First there was teaching (in English) in the German parish schools, stretching eventually from Toledo to Cleveland to Youngstown. As if that were not enough of a challenge, in 1875 Sisters of Notre Dame began teaching at St. Procop's in Cleveland, learning Bohemian from Father Joseph Maria Koudelka. Eventually these immigrant sisters were teaching Irish, Slovak, Slovenian, Hungarian, and Lithuanian immigrants as well. In 1877 the sisters got Notre Dame Academy started in a frame house and in 1884 established Mt. St. Mary, a home where they cared for and educated children whose parents could not do so themselves. 

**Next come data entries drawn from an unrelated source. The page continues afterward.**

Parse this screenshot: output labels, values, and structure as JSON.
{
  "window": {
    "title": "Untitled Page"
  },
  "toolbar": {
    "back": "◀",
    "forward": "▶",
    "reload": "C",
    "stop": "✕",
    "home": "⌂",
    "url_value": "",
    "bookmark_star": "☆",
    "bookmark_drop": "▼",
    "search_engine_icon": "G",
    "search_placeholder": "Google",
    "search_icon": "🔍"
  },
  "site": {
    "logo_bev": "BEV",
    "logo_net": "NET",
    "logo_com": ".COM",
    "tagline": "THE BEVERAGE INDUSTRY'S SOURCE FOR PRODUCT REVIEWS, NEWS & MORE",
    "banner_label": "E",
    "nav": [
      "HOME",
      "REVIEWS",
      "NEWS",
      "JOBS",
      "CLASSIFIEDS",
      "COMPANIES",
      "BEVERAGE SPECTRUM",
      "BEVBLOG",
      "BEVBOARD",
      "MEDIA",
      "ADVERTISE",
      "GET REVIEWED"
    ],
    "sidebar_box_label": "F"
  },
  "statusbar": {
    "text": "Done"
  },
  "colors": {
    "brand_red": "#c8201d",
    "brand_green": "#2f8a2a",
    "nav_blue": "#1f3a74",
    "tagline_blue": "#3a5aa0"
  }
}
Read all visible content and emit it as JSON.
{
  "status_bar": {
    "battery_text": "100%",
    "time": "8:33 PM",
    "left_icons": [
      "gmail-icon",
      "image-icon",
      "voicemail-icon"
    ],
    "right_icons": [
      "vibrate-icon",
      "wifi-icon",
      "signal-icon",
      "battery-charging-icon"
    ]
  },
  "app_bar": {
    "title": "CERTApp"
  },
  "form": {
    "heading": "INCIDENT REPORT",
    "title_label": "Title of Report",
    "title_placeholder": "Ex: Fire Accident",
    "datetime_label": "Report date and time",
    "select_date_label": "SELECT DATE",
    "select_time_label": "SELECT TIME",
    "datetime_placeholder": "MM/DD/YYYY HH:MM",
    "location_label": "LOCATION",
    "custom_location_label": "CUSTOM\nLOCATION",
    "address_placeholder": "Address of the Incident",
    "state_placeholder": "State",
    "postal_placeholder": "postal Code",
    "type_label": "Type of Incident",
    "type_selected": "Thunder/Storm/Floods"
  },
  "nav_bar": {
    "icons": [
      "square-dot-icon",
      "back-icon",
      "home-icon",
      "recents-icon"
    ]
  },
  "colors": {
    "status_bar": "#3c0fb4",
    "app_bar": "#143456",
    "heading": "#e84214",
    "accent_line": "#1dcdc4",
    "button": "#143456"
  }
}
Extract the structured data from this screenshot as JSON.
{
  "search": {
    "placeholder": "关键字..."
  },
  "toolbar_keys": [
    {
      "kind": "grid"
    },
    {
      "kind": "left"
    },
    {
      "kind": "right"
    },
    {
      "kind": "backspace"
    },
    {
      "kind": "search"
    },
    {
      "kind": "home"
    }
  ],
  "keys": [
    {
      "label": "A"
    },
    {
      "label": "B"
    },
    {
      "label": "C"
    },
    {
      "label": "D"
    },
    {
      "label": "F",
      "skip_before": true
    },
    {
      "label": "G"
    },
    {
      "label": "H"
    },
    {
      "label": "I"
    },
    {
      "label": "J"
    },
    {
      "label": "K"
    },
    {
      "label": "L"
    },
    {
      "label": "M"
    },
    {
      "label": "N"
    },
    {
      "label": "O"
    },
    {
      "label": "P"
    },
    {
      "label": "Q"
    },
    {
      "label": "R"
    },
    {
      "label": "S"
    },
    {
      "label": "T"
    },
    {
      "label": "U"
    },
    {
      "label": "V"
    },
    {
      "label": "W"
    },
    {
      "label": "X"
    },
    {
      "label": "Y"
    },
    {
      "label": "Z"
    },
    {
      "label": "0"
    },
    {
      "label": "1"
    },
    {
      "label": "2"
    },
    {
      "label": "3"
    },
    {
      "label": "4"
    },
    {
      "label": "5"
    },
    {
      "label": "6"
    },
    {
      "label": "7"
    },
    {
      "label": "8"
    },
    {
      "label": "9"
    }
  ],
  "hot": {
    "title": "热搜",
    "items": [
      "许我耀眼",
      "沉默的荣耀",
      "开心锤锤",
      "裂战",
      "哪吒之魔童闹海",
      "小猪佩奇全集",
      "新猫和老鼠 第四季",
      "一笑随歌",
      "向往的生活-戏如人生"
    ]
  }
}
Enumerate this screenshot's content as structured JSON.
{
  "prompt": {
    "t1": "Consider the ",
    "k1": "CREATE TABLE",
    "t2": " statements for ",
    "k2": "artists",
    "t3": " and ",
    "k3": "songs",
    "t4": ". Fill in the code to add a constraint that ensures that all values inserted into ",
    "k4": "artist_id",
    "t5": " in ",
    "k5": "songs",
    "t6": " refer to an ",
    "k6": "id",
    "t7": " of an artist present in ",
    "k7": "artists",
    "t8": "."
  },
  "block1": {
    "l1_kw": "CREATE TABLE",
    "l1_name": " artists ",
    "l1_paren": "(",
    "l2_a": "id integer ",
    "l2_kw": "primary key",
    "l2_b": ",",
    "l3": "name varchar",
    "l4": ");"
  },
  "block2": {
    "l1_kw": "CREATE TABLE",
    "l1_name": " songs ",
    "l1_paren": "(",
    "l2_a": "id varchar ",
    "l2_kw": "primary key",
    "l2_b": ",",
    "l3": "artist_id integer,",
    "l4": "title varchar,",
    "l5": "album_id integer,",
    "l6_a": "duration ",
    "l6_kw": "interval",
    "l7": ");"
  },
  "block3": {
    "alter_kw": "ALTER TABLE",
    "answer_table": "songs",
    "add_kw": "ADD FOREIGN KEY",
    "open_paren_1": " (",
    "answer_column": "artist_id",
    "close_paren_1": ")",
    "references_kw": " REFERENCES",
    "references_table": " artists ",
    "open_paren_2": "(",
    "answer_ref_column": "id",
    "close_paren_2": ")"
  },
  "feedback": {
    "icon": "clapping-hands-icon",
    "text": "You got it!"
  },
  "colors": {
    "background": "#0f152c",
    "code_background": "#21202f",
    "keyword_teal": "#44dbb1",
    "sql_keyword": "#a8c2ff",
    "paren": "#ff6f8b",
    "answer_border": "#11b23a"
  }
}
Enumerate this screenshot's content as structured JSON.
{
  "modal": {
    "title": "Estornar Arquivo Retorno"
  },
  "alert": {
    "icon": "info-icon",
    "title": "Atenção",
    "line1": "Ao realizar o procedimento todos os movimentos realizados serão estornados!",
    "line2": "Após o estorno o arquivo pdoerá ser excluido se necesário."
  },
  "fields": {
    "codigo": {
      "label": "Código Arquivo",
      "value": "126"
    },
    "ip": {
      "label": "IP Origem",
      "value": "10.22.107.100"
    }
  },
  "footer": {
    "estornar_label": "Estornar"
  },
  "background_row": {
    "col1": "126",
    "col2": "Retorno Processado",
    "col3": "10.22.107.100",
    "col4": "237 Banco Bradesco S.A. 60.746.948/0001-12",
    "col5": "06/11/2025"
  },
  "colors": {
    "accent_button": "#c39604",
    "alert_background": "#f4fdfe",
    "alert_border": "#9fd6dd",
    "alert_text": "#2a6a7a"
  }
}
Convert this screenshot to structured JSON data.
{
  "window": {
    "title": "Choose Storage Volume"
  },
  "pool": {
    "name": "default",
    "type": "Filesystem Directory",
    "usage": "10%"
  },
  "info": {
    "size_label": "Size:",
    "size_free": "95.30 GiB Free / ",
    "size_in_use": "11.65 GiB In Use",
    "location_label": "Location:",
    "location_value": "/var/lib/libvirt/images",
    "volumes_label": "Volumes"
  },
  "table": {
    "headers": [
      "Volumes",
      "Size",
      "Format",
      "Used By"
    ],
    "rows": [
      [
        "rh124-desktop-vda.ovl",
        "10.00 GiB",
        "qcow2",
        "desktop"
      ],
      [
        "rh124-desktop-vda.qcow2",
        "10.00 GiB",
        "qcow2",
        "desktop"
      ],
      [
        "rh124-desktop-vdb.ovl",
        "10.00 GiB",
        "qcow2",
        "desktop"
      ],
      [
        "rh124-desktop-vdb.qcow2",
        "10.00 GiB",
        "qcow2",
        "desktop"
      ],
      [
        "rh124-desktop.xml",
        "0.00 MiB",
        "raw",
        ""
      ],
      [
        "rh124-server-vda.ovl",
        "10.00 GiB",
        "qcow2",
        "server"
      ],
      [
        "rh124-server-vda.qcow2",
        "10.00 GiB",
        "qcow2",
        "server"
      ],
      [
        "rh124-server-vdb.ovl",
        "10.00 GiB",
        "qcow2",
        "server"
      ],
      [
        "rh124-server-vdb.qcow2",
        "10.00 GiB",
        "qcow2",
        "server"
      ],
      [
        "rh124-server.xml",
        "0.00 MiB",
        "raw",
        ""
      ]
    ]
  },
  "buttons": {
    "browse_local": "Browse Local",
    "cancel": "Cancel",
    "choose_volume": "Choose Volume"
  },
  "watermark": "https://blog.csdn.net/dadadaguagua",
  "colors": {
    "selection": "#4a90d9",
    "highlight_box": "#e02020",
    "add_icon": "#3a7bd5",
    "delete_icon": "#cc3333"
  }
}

Of course, none of this activity remained frozen in time. Beginning in 1905, some parish elementary schools developed two-year commercial programs, expanding to full four-year high schools around 1940, then going into decline in the 1960s. The new thing then was the district high school, like Elyria Catholic (1949) or the central high school like Cleveland Central Catholic (1972). Even Notre Dame Academy got packed up and moved twice, first to Ansel Road (1915), then to Chardon (1963), and then into a whole new existence as Notre Dame Cathedral Latin School (1988). Along the way, young women in Notre Dame Academy's high school department were asking to continue their studies at the post-secondary level, some especially wanting to become teachers. And so Notre Dame College was begun in 1922 in improvised quarters right at the Ansel Road campus. The college moved to South Euclid in 1928, but another new initiative found a temporary home on Ansel Road in 1954: Julie Billiart School, a non-graded elementary school for children with learning difficulties. 

Julie Billiart School moved to Lyndhurst in 1958, part of a larger trend as the Sisters of Notre Dame followed the Catholic population after World War II from the East Side ethnic neighborhoods into the eastern suburbs and countryside. There were new parish schools as well as Regina High School in South Euclid (1953), and Notre Dame Elementary (1957) and Montessori (1970) schools in Chardon. But the sisters tried to keep open their inner-city schools also, even to the point of bringing about a merger like Metro Catholic (1988), involving St. Stephen, St. Michael, and St. Boniface parish schools. 

In more recent years, more and more "new" ministries have kept appearing that are really spin- offs of what the sisters have always done. If those first sisters were to come back and look around the Diocese today, they would find Sisters of Notre Dame still involved in catechesis (as Directors of Religious Education), still leading others into prayer (spiritual direction), still teaching basic communication skills (tutoring immigrants in English), still using music and song to deepen faith and enhance worship (parish liturgical ministry), still teaching needlework and other skills needed to be self-supporting (running a women's cooperative), still trying to sensitize consciences to issues of justice (at the Commission on Catholic Community Action). 

The first arrivals would see their sisters today still trying to help others come to that fullness of life in which they can know the good God who really loves and cares for them. Amazed at how much they had really brought with them to Cleveland and at how many different forms that treasure has been able to take, they would probably be glad they came.